Note about the O1 start and stop dates
The official start date for the first Advanced LIGO observation run, O1, was 2015 Sep 18. This was preceded by Engineering Run 8, or ER8, which began in 2015 Aug 17. However, the detectors were running well and were well calibrated by 2015 Sep 12. They were left in undisturbed observation mode for long periods of time from that time on, as an "unofficial" early start to O1. This turned out to be a good thing, because GW150914 came two days later!
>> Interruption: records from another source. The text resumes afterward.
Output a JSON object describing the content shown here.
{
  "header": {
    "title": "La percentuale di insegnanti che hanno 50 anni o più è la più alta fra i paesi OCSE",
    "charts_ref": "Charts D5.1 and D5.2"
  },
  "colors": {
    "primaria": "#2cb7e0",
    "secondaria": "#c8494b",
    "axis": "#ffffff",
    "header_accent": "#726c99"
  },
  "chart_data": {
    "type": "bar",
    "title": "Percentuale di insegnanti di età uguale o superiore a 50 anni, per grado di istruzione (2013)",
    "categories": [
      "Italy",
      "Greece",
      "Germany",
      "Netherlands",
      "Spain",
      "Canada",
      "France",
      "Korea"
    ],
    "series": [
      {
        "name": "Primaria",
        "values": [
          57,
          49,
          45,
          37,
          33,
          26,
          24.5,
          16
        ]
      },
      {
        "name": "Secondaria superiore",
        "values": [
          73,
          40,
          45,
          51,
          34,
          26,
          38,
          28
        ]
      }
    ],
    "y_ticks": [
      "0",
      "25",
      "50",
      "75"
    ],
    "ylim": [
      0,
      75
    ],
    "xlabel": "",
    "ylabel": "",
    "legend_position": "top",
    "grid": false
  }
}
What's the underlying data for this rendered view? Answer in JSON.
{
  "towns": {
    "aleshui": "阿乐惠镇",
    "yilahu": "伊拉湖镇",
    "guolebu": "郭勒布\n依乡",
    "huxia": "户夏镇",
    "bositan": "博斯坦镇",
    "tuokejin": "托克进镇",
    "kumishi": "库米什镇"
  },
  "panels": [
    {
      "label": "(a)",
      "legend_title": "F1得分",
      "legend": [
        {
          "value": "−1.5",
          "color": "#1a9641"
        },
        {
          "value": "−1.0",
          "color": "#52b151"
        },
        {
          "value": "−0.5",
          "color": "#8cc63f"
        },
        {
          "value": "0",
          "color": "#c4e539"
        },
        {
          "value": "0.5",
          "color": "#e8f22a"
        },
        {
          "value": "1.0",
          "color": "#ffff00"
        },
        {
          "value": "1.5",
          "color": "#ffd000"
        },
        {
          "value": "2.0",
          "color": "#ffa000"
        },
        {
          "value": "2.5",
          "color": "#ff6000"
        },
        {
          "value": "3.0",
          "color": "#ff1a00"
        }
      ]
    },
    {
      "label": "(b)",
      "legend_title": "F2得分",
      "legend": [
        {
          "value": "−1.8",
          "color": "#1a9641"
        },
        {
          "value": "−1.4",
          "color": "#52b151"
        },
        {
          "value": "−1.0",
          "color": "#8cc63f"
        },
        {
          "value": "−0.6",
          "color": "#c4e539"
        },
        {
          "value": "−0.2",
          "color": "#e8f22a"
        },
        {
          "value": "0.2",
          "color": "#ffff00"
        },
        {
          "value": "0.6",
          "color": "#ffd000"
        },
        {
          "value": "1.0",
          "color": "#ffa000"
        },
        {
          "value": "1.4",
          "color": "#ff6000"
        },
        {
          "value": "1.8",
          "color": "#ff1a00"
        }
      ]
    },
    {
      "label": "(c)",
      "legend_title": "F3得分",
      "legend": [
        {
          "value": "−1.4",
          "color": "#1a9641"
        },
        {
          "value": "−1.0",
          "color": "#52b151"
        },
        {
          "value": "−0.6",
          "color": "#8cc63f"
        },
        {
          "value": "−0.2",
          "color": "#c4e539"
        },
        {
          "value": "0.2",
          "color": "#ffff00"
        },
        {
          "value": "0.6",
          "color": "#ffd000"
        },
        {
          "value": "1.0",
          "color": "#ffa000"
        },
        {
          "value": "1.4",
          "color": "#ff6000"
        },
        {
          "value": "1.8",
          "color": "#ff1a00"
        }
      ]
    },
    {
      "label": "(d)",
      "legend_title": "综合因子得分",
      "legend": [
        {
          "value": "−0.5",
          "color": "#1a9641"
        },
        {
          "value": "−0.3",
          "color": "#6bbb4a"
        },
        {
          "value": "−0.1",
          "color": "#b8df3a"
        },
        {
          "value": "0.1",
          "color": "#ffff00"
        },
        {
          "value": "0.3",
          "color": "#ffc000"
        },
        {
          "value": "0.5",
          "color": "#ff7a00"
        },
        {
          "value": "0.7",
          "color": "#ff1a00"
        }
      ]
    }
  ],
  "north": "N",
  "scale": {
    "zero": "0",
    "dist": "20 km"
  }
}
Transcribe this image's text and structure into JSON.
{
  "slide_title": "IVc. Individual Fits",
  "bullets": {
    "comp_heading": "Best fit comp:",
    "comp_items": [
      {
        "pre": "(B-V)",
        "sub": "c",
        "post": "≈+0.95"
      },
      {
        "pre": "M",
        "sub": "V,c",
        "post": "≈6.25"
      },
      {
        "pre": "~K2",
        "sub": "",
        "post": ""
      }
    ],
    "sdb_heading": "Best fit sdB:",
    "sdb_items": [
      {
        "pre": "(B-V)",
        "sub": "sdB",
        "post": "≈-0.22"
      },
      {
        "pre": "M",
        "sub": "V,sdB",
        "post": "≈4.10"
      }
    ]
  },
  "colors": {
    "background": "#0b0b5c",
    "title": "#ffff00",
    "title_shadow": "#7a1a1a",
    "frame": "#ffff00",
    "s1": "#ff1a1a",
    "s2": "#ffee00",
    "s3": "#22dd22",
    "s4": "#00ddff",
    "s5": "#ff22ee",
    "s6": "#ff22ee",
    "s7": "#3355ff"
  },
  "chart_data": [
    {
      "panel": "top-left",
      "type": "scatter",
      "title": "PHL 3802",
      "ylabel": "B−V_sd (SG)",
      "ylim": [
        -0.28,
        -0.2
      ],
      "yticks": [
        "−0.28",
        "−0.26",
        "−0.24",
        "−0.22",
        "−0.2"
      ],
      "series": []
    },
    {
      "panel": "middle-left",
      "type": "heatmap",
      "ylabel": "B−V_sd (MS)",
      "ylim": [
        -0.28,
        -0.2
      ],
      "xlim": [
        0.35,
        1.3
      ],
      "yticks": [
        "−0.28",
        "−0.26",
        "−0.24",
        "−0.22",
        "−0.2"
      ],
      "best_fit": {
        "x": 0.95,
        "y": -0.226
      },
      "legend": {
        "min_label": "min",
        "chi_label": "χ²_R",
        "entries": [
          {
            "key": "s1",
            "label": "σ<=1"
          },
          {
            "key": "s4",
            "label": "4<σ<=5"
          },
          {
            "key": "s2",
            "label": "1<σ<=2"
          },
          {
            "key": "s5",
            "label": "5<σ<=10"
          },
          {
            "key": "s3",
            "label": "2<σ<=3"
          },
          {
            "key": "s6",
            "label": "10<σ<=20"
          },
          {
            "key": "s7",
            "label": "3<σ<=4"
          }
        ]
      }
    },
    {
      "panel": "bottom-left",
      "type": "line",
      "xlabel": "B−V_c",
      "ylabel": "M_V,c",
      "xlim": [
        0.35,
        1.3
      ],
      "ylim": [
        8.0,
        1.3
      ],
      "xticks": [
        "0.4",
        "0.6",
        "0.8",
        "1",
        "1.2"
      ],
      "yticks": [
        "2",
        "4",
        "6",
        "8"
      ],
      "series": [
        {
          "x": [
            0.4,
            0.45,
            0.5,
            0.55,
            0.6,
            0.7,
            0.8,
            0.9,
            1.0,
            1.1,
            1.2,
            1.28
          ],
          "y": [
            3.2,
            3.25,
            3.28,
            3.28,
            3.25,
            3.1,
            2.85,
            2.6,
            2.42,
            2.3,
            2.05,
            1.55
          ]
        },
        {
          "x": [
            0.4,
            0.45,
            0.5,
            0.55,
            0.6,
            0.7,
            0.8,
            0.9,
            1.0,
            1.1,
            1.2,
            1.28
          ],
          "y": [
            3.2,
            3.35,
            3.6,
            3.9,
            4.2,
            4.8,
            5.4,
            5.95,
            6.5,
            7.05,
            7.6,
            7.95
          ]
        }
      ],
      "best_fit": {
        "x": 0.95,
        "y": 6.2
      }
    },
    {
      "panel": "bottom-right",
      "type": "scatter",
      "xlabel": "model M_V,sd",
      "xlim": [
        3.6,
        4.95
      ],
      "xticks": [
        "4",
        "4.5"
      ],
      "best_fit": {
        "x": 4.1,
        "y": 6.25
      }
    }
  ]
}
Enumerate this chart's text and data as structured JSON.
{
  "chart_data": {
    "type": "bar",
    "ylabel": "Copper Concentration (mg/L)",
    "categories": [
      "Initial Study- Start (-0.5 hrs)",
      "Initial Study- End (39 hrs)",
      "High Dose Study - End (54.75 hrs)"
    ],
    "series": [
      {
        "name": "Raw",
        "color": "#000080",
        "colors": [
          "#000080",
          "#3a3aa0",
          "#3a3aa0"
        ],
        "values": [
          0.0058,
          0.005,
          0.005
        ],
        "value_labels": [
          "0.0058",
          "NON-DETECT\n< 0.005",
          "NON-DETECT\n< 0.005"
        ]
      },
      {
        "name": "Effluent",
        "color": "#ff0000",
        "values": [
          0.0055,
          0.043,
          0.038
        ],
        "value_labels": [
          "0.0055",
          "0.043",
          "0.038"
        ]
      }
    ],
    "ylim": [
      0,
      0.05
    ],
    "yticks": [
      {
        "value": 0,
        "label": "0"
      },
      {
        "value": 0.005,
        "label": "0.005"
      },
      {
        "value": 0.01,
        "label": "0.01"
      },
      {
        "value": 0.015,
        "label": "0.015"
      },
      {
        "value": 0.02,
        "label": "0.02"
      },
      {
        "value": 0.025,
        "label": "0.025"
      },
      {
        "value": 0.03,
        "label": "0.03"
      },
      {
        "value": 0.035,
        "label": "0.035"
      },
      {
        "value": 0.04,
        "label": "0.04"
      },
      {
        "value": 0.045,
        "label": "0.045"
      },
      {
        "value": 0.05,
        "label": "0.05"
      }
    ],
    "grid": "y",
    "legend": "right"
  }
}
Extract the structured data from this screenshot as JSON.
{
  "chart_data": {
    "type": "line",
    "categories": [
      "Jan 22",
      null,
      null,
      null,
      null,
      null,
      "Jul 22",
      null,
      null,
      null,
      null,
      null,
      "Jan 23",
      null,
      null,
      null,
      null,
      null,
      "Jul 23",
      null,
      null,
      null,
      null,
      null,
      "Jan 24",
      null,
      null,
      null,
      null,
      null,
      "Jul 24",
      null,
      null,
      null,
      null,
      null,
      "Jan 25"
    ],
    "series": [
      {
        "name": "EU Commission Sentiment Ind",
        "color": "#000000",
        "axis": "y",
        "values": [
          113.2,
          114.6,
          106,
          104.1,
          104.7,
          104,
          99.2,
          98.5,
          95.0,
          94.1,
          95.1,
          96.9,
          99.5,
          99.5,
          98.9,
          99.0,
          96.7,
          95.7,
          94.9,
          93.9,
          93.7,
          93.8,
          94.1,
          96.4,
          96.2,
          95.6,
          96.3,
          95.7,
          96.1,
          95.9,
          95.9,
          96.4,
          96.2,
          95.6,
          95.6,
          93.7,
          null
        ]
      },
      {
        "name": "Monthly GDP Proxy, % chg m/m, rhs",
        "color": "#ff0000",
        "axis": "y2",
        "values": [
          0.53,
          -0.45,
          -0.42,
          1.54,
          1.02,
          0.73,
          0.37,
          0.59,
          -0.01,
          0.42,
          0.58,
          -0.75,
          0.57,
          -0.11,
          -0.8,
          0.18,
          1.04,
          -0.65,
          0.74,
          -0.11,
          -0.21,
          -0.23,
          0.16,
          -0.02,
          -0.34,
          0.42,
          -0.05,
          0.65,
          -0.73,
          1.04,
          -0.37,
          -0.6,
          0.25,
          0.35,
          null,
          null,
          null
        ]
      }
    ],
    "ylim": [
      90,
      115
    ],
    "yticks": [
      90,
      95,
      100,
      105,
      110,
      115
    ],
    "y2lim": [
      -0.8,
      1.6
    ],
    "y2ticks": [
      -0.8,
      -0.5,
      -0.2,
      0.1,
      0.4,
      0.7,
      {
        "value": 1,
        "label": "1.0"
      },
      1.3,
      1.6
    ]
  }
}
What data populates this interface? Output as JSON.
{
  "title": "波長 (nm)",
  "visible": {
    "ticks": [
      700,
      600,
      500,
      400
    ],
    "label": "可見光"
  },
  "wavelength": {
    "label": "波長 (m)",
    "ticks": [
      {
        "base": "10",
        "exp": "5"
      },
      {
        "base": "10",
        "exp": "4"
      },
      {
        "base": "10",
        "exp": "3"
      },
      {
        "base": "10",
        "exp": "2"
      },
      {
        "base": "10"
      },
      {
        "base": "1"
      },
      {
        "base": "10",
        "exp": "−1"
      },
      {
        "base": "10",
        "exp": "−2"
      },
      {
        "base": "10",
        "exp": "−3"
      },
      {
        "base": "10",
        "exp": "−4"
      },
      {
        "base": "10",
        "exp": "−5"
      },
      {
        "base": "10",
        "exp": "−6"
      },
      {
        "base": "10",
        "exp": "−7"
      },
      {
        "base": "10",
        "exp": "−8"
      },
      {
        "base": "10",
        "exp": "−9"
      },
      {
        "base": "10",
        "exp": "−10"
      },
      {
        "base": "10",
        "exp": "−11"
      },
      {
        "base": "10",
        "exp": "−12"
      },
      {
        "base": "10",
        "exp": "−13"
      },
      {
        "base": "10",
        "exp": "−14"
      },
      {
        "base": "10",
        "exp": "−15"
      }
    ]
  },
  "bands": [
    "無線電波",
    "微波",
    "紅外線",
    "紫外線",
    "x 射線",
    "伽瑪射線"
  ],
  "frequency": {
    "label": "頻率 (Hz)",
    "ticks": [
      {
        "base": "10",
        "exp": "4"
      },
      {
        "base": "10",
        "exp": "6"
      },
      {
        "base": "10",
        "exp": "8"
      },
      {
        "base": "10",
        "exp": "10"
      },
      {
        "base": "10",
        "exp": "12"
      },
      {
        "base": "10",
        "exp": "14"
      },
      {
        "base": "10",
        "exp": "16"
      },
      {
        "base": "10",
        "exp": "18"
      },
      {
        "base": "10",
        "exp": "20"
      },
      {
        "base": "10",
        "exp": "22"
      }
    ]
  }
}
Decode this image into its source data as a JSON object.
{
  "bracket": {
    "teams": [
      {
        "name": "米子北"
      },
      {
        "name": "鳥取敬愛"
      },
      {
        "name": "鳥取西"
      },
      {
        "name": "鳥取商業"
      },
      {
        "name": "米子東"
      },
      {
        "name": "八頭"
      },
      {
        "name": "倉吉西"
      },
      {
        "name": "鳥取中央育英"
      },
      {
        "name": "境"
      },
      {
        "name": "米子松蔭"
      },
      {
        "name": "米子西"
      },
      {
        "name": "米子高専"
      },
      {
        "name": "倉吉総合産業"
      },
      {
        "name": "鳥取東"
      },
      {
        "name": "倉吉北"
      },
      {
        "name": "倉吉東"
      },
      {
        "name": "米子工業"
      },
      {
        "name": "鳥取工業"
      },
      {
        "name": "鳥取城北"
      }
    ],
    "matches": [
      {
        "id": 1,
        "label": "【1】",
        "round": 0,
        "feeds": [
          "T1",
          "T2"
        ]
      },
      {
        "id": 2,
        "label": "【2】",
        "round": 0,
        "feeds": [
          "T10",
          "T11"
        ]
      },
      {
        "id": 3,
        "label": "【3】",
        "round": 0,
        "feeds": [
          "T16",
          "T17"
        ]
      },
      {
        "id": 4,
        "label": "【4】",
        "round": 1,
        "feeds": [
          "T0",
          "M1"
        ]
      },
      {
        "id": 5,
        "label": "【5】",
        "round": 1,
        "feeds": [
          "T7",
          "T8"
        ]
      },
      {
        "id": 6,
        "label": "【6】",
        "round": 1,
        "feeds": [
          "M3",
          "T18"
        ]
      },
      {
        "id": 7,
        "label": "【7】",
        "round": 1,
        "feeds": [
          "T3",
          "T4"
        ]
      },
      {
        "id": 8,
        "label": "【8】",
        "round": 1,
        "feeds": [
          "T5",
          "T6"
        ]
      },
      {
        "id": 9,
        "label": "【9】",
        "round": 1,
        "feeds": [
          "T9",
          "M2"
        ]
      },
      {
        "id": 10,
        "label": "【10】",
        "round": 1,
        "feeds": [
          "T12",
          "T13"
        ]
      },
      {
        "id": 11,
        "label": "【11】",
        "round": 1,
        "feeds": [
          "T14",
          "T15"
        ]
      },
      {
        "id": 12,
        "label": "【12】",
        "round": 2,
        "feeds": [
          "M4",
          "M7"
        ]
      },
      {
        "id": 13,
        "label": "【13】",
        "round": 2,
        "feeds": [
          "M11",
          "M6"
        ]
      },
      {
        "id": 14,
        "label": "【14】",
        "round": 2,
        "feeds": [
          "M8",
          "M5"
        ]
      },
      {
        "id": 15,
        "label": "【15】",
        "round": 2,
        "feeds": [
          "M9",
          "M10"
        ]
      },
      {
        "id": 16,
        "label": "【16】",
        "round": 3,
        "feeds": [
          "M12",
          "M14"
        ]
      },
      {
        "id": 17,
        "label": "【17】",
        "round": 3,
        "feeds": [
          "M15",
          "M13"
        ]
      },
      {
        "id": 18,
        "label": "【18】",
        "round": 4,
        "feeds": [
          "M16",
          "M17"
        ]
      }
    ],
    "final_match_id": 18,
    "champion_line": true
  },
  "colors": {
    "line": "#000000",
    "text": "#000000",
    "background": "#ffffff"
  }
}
For the purposes of this data release, all of the strain data from 2015 Sep 12th 0:00 UTC (GPS 1126051217) to 2016 Jan 19 16:00 UTC (GPS 1137254417) are referred to as "O1" data.
Notes about the DATA flag
See the Defining the DATA Flag page.
O1 DQ flags
During O1, the Burst and CBC groups removed hardware injections at various DQ category levels. However, the GWOSC data does not mask out data that has injections -- rather lists are provided of those. Thus a search pipeline should expect to find many "chirps", which will then be found in the injection lists. This is different from the conventional (LSC) search, which does not find injections, because it analyzes data from which injection times have been removed already.
Note about hardware injections
The timelines about hardware injections (BURST and CBC) indicate that injections were happening at times where GWOSC does not supply data, that is where the DATA bit is off. These should be ignored. The correct lists of injections are here.
Note about UTC Time in O1 HDF5 files
A one second offset was found and fixed in the UTC times stored in the O1 HDF5 files. The GPS times in these O1 HDF5 files was not impacted. (The GWF files, also were not impacted as they only store GPS). All O1 (4KHz and 16KHz) HDF5 files have as May 25th, 2018 had the UTC time corrected. The md5sums for all HDF5 files were regenerated to match the new files with the correct UTC times. The current HDF5 files were modified in place so the md5sums will match the corrected files. No other changes were made other than to correct the UTC time for the one second offset, and to update the md5sums.